My actual rucksack is always a bone of contention (at least for myself). I carry too many things and I always regret it. The main thing I tend to regret carrying is body armour because it’s so damned heavy and then you end up never using it. This has happened to me several times; the only place in wartime Ukraine where I have actually used the damned stuff is downtown Kherson because you can hear the shells going off all around you and that makes you put it on. However you’re well aware that there are civilians walking around all over the place next to you and they don’t have any, and you wonder: is all this necessary? And it’s all just the law of averages: probably not; body armour is one of those things you think is a complete waste of time until a large piece of shell rips into your gut and leaves you crippled for life in which case you ask yourself why you didn’t carry it.
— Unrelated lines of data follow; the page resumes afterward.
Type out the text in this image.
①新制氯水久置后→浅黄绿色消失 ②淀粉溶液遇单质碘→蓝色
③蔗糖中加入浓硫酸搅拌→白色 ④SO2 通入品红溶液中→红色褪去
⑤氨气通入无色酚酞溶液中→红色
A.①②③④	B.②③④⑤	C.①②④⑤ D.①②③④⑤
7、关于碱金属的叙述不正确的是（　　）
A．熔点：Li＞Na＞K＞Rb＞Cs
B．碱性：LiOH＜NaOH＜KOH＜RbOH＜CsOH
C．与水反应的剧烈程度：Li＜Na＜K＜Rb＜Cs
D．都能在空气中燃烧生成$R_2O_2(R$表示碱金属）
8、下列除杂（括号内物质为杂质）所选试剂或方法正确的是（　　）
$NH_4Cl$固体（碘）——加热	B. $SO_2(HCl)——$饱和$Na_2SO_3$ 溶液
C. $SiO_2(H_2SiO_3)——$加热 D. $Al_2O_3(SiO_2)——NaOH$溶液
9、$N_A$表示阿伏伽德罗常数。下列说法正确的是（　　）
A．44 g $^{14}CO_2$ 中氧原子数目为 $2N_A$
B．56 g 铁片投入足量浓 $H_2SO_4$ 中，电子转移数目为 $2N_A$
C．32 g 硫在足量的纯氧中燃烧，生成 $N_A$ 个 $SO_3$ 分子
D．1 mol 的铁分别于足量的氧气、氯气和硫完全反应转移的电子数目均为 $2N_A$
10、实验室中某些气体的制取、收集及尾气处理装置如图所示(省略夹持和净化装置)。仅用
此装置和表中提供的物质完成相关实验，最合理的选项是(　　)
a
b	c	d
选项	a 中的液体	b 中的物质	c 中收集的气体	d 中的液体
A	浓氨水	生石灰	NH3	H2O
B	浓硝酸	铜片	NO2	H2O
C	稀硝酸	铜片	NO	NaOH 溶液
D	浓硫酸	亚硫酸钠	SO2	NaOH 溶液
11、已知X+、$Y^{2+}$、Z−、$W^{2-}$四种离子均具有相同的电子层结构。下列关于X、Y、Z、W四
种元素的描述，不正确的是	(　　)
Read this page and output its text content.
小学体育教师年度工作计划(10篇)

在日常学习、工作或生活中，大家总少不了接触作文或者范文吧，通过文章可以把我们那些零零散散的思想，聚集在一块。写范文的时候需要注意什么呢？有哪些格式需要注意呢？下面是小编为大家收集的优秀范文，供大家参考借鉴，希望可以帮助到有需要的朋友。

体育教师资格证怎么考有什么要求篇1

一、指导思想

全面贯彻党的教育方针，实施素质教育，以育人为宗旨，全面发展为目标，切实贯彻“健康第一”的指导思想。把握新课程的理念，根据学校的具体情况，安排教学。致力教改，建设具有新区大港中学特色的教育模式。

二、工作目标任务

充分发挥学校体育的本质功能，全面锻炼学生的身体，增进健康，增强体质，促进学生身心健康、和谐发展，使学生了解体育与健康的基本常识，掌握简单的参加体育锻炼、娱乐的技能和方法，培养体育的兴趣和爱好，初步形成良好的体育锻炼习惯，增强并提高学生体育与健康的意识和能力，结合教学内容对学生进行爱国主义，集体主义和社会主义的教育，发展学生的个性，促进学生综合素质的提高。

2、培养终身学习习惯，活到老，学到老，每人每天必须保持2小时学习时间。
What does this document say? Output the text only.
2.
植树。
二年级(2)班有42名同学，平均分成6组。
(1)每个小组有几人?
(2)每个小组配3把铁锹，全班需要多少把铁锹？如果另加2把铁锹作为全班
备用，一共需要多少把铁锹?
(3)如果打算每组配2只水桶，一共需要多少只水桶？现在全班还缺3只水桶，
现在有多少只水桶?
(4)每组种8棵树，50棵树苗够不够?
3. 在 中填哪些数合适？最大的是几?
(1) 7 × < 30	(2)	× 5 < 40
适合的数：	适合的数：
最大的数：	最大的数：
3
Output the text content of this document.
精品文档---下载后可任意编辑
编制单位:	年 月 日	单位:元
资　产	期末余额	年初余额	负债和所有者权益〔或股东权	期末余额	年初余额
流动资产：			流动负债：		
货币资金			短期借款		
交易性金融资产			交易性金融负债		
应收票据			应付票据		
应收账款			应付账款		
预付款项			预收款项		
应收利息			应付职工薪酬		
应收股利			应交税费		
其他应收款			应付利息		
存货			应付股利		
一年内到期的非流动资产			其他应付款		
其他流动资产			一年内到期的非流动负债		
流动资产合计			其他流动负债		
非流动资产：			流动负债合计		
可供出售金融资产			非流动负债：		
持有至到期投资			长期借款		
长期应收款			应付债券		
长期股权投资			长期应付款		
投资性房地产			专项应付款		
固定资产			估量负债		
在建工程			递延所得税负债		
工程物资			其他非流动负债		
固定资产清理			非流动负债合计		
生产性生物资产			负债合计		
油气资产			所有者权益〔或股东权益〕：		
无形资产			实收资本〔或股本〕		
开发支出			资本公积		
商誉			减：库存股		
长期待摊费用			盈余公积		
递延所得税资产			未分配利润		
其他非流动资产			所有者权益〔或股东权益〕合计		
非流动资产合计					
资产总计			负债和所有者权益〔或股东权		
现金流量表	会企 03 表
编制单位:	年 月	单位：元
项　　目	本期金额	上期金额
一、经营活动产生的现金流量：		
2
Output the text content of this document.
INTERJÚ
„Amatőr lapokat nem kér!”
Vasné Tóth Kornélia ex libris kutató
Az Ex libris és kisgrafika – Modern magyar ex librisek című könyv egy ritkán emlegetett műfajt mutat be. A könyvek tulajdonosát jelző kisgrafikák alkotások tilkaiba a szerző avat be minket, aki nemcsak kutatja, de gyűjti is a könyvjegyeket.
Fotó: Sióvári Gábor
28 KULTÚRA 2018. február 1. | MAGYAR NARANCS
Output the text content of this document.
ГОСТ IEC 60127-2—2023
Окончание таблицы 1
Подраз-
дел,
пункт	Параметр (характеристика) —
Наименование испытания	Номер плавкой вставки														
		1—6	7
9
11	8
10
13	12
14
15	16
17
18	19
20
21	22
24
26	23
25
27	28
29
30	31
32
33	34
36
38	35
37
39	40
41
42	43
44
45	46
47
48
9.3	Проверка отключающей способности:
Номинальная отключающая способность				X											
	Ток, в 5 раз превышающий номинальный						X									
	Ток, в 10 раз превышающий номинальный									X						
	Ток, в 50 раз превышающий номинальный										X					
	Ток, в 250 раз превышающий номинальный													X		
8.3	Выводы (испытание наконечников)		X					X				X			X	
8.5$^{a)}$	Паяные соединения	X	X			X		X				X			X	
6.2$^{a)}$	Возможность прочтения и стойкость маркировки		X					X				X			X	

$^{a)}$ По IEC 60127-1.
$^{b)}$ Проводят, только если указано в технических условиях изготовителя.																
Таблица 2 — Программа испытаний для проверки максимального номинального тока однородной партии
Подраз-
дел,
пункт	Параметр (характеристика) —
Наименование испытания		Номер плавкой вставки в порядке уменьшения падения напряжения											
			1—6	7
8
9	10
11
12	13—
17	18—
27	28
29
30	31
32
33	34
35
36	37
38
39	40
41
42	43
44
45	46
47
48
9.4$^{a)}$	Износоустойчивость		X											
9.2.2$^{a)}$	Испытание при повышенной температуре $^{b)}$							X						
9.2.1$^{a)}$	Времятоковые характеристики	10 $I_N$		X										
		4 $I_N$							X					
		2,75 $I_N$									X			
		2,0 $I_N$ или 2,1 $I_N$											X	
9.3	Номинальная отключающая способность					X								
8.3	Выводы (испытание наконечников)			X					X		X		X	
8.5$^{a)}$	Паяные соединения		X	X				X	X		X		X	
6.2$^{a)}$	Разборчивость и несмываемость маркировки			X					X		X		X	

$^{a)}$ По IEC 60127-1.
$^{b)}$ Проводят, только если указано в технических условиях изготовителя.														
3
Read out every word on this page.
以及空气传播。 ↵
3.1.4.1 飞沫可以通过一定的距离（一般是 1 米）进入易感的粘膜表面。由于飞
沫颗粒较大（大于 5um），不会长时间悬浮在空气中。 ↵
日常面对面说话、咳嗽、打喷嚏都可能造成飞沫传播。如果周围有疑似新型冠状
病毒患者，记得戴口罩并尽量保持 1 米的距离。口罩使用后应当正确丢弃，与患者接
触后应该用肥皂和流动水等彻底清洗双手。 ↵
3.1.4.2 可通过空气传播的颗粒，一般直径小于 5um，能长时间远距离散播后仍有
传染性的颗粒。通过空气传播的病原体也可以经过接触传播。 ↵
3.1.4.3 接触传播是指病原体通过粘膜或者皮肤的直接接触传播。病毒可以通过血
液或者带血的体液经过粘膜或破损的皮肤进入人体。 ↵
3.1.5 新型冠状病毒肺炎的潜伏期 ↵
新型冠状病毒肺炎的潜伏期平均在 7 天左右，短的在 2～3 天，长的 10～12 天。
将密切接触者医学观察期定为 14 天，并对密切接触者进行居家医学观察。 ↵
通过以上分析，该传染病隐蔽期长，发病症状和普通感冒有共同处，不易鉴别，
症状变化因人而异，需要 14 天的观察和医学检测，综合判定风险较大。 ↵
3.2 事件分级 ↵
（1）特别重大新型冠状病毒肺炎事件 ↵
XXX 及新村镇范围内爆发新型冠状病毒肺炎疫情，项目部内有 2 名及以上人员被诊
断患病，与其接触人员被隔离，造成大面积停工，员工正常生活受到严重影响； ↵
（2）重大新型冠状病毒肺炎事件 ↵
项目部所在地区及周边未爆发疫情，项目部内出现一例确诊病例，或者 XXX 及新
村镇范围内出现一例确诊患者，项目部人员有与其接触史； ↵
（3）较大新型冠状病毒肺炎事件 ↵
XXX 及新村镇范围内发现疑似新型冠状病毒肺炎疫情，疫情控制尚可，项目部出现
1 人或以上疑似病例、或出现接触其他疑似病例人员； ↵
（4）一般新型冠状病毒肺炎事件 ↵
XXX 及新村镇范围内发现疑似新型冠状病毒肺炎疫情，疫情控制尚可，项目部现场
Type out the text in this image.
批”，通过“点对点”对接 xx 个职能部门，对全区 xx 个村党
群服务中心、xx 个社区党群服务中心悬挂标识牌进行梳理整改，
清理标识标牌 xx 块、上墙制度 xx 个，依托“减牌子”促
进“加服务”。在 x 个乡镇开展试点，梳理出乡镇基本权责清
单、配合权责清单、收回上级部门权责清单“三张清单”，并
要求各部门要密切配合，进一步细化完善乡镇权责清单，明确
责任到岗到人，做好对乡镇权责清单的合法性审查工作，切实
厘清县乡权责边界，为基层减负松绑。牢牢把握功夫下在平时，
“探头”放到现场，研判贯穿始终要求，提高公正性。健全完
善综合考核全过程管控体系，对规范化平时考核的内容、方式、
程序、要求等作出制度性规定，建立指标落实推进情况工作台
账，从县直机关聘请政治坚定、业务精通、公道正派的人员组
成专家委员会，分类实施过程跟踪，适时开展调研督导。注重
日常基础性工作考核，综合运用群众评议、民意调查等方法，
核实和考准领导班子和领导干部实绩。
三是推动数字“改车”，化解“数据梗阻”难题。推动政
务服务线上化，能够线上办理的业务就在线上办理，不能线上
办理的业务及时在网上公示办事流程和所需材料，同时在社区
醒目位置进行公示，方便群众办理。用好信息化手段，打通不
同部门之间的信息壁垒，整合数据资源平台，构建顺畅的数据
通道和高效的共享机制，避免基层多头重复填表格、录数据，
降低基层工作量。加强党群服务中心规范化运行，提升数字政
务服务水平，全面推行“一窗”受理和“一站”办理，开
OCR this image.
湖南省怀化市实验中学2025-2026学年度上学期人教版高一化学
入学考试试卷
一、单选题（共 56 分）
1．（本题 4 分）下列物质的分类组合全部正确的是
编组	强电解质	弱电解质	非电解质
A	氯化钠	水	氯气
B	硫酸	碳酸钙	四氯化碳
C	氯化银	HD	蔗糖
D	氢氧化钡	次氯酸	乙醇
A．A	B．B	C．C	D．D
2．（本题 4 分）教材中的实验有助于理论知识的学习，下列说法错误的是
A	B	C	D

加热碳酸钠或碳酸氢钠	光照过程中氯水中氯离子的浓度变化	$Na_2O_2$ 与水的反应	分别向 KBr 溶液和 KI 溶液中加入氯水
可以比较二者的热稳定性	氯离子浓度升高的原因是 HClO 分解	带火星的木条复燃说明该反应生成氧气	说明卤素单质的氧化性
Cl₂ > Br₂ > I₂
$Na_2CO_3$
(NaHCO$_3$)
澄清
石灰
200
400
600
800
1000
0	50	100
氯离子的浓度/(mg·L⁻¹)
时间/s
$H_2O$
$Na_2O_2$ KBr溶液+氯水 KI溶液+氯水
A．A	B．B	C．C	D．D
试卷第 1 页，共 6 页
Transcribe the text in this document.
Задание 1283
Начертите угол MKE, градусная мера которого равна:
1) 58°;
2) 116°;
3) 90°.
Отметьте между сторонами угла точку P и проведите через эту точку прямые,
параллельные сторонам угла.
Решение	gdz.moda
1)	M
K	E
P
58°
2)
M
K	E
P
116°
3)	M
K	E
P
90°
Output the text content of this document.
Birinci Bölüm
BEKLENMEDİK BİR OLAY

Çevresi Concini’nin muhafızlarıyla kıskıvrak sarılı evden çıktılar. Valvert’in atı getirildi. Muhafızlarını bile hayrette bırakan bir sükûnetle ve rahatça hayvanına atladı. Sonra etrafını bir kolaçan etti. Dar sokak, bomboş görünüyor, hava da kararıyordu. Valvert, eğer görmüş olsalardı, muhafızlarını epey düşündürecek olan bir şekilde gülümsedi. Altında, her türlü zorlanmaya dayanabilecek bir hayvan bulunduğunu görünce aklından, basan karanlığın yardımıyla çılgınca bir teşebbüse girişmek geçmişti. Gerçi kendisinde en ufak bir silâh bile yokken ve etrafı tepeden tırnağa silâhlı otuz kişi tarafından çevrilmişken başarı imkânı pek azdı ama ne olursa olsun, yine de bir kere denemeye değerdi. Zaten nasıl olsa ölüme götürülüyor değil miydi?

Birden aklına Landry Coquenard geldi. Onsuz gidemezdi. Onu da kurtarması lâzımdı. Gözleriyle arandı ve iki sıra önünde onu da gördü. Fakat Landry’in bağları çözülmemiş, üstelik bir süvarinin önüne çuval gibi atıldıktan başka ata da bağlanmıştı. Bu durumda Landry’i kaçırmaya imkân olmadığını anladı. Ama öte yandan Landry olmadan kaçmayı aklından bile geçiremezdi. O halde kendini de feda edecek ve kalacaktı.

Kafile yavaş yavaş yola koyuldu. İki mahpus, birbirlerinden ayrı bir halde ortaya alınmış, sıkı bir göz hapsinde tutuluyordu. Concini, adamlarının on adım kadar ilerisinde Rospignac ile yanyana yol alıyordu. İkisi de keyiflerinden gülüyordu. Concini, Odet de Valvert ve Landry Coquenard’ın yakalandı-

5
Or you just bleed out and die and your mourning relatives are left with the same question. So I always take the body armour with me, but I know that some of my colleagues have different approaches to risk and I respect that.


Then there are all the excess medical supplies. I have oodles of these in my apartment in Lviv and I am absolutely sick of carrying them around places as I have never used any of them or been able to give any of them away to people. I’m going to find someone to ship them to on the front line who actually says they need them. In the meantime I now categorically refuse to carry excess medical equipment to the front line because it’s bulky and I have a simple but complete IFAK (a military emergencies medical kit) that I also never use but at least it’s compact. One is quite enough in such circumstances. So excess medical stuff is out too. Then there’s a collection of British and Ukrainian flags that are mostly quite useless: what’s the point in carrying them? To advertise yourself to the Russians to get hit by a mortar? Please mortar this point. So that’s out.


I also carry a bunch of books I end up never reading because I imagine that I will be sitting around for long hours bored but it ends up never really working out like that. And I carry too much alcohol. I’m always carrying around these bottles of vodka, imagining that I’m a far greater alcoholic than I really am and what if I need a swig of vodka. So I’m going to cut down on doing that too. In short I’m going to stop being such a damn fool about it and I am going to pack lightly. But the temptation to stick more and more junk in your rucksack is omnipresent and I seem incapable of controlling myself.


The one thing you do need is a physical map. I have been planning evacuation routes in case the Russians launch a full-scale invasion of the Donbas, which according to some publicly available reports they are. That might be why my military contact isn’t getting back to me. If that happens in the next week, then all hell will break loose and we will be turning on our tails and running for our lives. At least, possibly. Who knows. But that’s the point of being a journalist, isn’t it? You have to go where the action is, if you’re going to get the story.


In the meantime, I have another list of foolish things to worry about: what if the vehicle we are travelling in breaks down; what if a team member falls out; what if the checkpoints are difficult, and so on and so forth. I’m a relentless worrier which is probably why I’m a good planner and yet I’m also completely calm when I’m in these situations. My British friend coming on this trip is also entirely phlegmatic and while I’m not sure how we’re going to jam all our kit into his small car, particularly if I don’t calm down with my foolish zeal in packing lots of stupid stuff I never end up using, something tells me that this trip is going to be an adventure. It’s going to be spending a lot of time waiting at military checkpoints for permission to proceed: of that I am sure. And if the Russians decide to coincide their full invasion with our trip out East, it’s going to be a riot (and not in a funny way).